The clergy thus won a disastrous triumph. Up to this the arms of the Confederates had been successful. In the previous June, Owen Roe O’Neill had won his famous victory over Monroe at Benburb. But now all went wrong. The Leinster army was defeated at Dungan Hill. The Munster army, under Lord Taaffe, was defeated at Kanturk on the 13th of November, 1647, and these reverses were followed in rapid succession by other defeats. Everywhere there was confusion and disunion. Owen Roe O’Neill sided with the Nuncio. The General and officers of the Leinster army at first took the other side, and only abandoned it when the General found that his men were not “excommunication proof.” The bishops were divided, and so were the convents and monasteries. No doubt, the laity, especially the common people, were bewildered. The Council revoked O’Neill’s patent for the command in Ulster. He threw the letters directed to him and to his officers into the fire, and he and his officers published a sharp declaration against the Council’s proceedings, to which they replied with equal asperity. The Assembly met in September, 1648, and accused the Nuncio. He embarked from Galway on the 23rd of February, 1649, and, needless to say, never returned.

Meantime, efforts had been made to conclude another peace. Ormond, after he had been obliged to surrender Dublin to the English Parliament, had left Ireland; but Clanricarde, who had, in conjunction with Colonel Jones, won the battle of Kanturk, began to distrust the Parliamentarians, and made overtures to the Confederates. Ormond returned to Ireland in October, 1648, and concluded a peace with the Confederates on the 17th of January, 1649.

But it was too late. Events had marched with fatal rapidity in England. On the 5th of May, 1646, the King had surrendered himself to the Scots, to be by them handed over to the English Parliament. His head fell on the scaffold on the 30th of January, 1649. Cromwell landed in Ireland on the 15th of August, to find that Ormond had been defeated by Colonel Jones in the battle of Rathmines. We know what followed. Those who have listened to, or have read, the brilliant lecture on Cromwell, delivered before this Society, by Sir William Butler, need not be reminded of the tragic occurrences of that dark time. But in any case they are beyond the scope of this paper. The “Rebellion” of 1641 ended with the treaty of 1649.

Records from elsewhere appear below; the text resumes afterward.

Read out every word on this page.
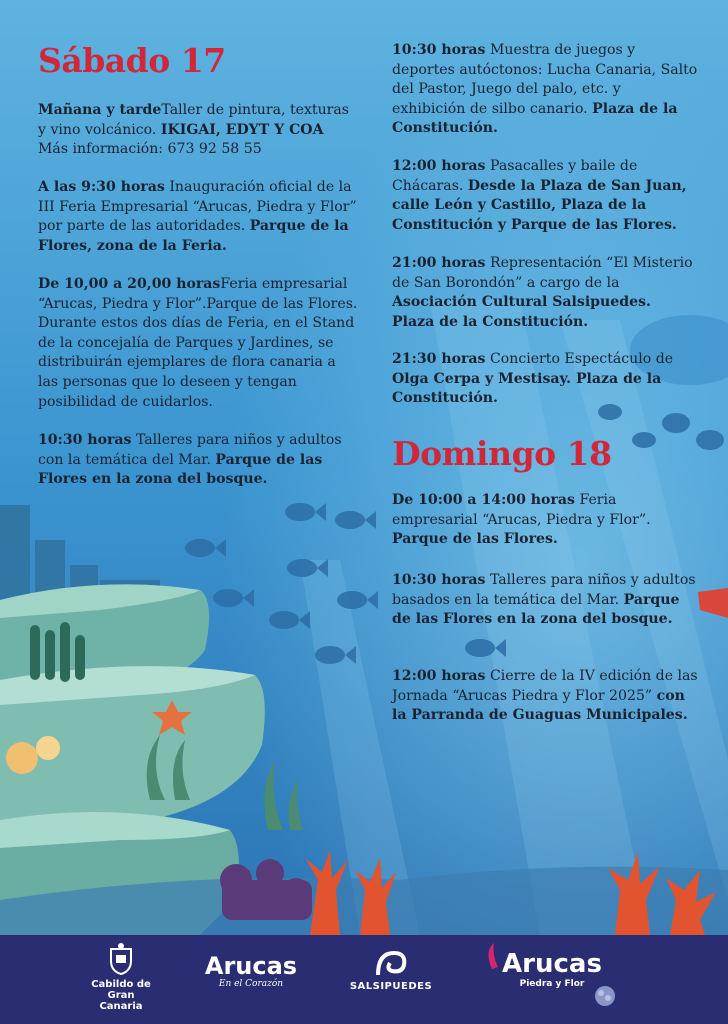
Sábado 17

Mañana y tardeTaller de pintura, texturas y vino volcánico. IKIGAI, EDYT Y COA Más información: 673 92 58 55

A las 9:30 horas Inauguración oficial de la III Feria Empresarial “Arucas, Piedra y Flor” por parte de las autoridades. Parque de la Flores, zona de la Feria.

De 10,00 a 20,00 horasFeria empresarial “Arucas, Piedra y Flor”.Parque de las Flores. Durante estos dos días de Feria, en el Stand de la concejalía de Parques y Jardines, se distribuirán ejemplares de flora canaria a las personas que lo deseen y tengan posibilidad de cuidarlos.

10:30 horas Talleres para niños y adultos con la temática del Mar. Parque de las Flores en la zona del bosque.

10:30 horas Muestra de juegos y deportes autóctonos: Lucha Canaria, Salto del Pastor, Juego del palo, etc. y exhibición de silbo canario. Plaza de la Constitución.

12:00 horas Pasacalles y baile de Chácaras. Desde la Plaza de San Juan, calle León y Castillo, Plaza de la Constitución y Parque de las Flores.

21:00 horas Representación “El Misterio de San Borondón” a cargo de la Asociación Cultural Salsipuedes. Plaza de la Constitución.

21:30 horas Concierto Espectáculo de Olga Cerpa y Mestisay. Plaza de la Constitución.

Domingo 18

De 10:00 a 14:00 horas Feria empresarial “Arucas, Piedra y Flor”. Parque de las Flores.

10:30 horas Talleres para niños y adultos basados en la temática del Mar. Parque de las Flores en la zona del bosque.

12:00 horas Cierre de la IV edición de las Jornada “Arucas Piedra y Flor 2025” con la Parranda de Guaguas Municipales.

Cabildo de Gran Canaria
Arucas
En el Corazón	SALSIPUEDES
Arucas
Piedra y Flor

THE CONFEDERATION OF KILKENNY

By JAMES DONELAN, M.Ch., M.B.,

Chevalier of the Crown of Italy


The Confederation of Kilkenny

The period we are about to deal with is one of the most important, perhaps the most important of modern Irish history, as the events of that time influenced the destinies of Ireland more profoundly than anything that went before, and by their effects, continue to profoundly influence them even in our own times. It is also the most confused, not to say confusing, period of the history of Ireland or any other country that a student can attempt to deal with. Carlyle, rarely just to Ireland, in this instance describes it with both force and faithfulness, when due allowance is made for his prejudices. “The history of it,” he says, “does not form itself into a picture, but remains only as a huge blot, an indiscriminate blackness, which the human memory cannot willingly charge itself with! There are Parties on the back of Parties, at war with the world and with each other. There are Catholics of the Pale, demanding freedom of religion under my Lord this and my Lord that. There are Old-Irish Catholics under Pope’s Nuncios under Abbas O’Teague of the excommunications and Owen Roe O’Neill demanding, not religious freedom only, but what we now call ‘Repeal of the Union,’ and unable to agree with the Catholics of the English Pale. Then there are Ormond Royalists of the Episcopalian and mixed creeds, strong for King without Covenant; Ulster and other Presbyterians, strong for King and Covenant; lastly, Michael Jones, and the Commonwealth of England, who want neither King nor Covenant. All these plunging and tumbling for the last eight years, have made of Ireland and its affairs, the black unutterable blot we speak of.” The object of this paper is to remove some of the blackness, and attempt to set forth clearly, if possible within the limits allowed, the relations and interactions of these various parties.